Any opinions of value stated herein are based on the purchasing power of the dollar as of the date of this report, except as otherwise specified. Therefore, the opinion of value is considered reliable only as of the stated date of valuation.

 
11)
 
This consultation report is intended to be read and used as a whole and not in parts. Separation of any section or page from the main body of the consultation report is expressly forbidden and will be considered as invalidating the consultation.

 
12)
 
Any allocation of value of this consultation report between land and improvements applies only to this consultation and must not be used as part of any other appraisal and is invalid if so used. The value reported for any portion appraised, plus the value of all other portions may or may not equal the value of the entire parcel or tract considered as an entity.

 
13)
 
No responsibility is assumed for the accuracy of any descriptions of physical materials and conditions pertaining to the property or for any damages sustained in connection with actual or potential deficiencies or hazards such as, but not limited to, inadequacies or defects in the structure, design, mechanical equipment or utility services associated with the improvements; air or water pollution; noise; flooding; storms or wind; traffic and other neighborhood hazards; radon gas, asbestos, natural or artificial radiation or toxic substances of any description, whether on or off the premises.

   14)  
The opinions of value and/or lease rates contained within this consultation report are estimates. There is no guarantee, written or implied, that the subject will  actuallly  sell     or lease for the estimated value/lease rate.

   15)  
The Americans with Disabilities Act ("ADA") became effective January 26, 1992. We have not made a specific compliance survey and analysis of this property to determine whether or not it is in conformity with the various detailed requirements of the ADA. Indeed, we have not been supplied with nor have we rendered a qualified opinion as to whether or not there are any "readily achievable" barrier removal items present.

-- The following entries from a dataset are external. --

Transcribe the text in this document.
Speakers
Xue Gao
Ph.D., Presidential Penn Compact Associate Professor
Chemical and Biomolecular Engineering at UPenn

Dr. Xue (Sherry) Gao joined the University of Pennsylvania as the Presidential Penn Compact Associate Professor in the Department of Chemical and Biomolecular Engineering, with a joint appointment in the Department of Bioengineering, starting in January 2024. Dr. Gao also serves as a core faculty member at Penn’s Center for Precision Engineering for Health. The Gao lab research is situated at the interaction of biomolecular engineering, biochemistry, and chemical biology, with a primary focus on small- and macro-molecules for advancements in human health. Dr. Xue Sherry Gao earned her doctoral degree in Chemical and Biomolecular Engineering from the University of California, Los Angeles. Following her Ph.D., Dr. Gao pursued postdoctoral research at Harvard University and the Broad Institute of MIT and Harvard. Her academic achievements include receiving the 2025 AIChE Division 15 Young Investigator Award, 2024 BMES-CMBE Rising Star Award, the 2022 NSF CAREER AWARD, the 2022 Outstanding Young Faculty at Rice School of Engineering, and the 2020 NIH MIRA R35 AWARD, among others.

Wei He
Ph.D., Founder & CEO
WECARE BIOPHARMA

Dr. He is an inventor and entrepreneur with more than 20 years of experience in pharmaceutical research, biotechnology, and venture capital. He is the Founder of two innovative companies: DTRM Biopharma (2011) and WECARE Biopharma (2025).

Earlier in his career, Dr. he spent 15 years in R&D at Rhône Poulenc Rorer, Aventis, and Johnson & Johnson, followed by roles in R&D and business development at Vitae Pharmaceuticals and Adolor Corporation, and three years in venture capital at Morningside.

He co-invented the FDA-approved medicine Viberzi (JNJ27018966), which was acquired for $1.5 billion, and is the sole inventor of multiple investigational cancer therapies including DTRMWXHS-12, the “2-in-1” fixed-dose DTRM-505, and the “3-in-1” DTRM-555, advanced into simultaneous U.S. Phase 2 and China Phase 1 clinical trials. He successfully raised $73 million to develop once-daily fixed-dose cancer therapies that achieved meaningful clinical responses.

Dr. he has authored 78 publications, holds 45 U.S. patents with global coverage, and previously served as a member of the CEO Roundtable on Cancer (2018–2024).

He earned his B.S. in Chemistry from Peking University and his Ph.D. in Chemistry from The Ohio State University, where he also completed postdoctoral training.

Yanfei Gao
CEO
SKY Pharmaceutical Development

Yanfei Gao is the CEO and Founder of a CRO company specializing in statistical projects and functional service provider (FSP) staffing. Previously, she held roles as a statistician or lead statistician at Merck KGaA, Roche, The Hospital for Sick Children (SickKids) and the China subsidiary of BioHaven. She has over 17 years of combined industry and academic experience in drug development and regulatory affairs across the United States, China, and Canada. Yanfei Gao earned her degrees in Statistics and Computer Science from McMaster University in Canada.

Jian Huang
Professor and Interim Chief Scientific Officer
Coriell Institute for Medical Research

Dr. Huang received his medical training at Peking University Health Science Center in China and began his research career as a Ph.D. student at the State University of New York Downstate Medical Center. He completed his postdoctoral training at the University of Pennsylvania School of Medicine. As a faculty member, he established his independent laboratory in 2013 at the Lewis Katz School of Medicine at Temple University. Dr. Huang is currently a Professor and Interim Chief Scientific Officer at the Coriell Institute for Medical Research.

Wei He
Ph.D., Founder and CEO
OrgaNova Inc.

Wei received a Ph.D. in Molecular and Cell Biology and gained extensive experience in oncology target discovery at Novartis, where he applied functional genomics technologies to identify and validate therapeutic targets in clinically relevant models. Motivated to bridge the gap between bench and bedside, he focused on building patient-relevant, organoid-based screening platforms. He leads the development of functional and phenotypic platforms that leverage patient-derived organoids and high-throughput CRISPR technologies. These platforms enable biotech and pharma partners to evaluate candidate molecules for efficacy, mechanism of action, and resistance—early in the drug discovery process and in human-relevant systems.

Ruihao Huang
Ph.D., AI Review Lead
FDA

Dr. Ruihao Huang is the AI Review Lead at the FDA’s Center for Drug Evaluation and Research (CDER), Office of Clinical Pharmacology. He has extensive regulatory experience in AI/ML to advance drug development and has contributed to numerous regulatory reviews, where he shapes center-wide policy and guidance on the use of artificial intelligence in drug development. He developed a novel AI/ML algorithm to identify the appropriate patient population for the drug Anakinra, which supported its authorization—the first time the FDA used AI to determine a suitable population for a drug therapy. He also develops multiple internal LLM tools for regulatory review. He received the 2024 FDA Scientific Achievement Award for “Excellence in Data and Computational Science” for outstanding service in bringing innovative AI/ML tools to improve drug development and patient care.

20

It is possible that a survey of the property together with a detailed analysis of the requirements of the ADA could reveal that the property is not in compliance with one or more of the requirements of the Act.  If so, this fact could have a negative affect upon the value of the property.  Since we have no direct evidence relating to this issue, we did not consider possible non-compliance with the requirements of ADA in estimating the value of the property.  Consequently, the subject property has been valued assuming compliance to ADA.  Should a professional survey prove non-compliance, we reserve the right to re-evaluate the property.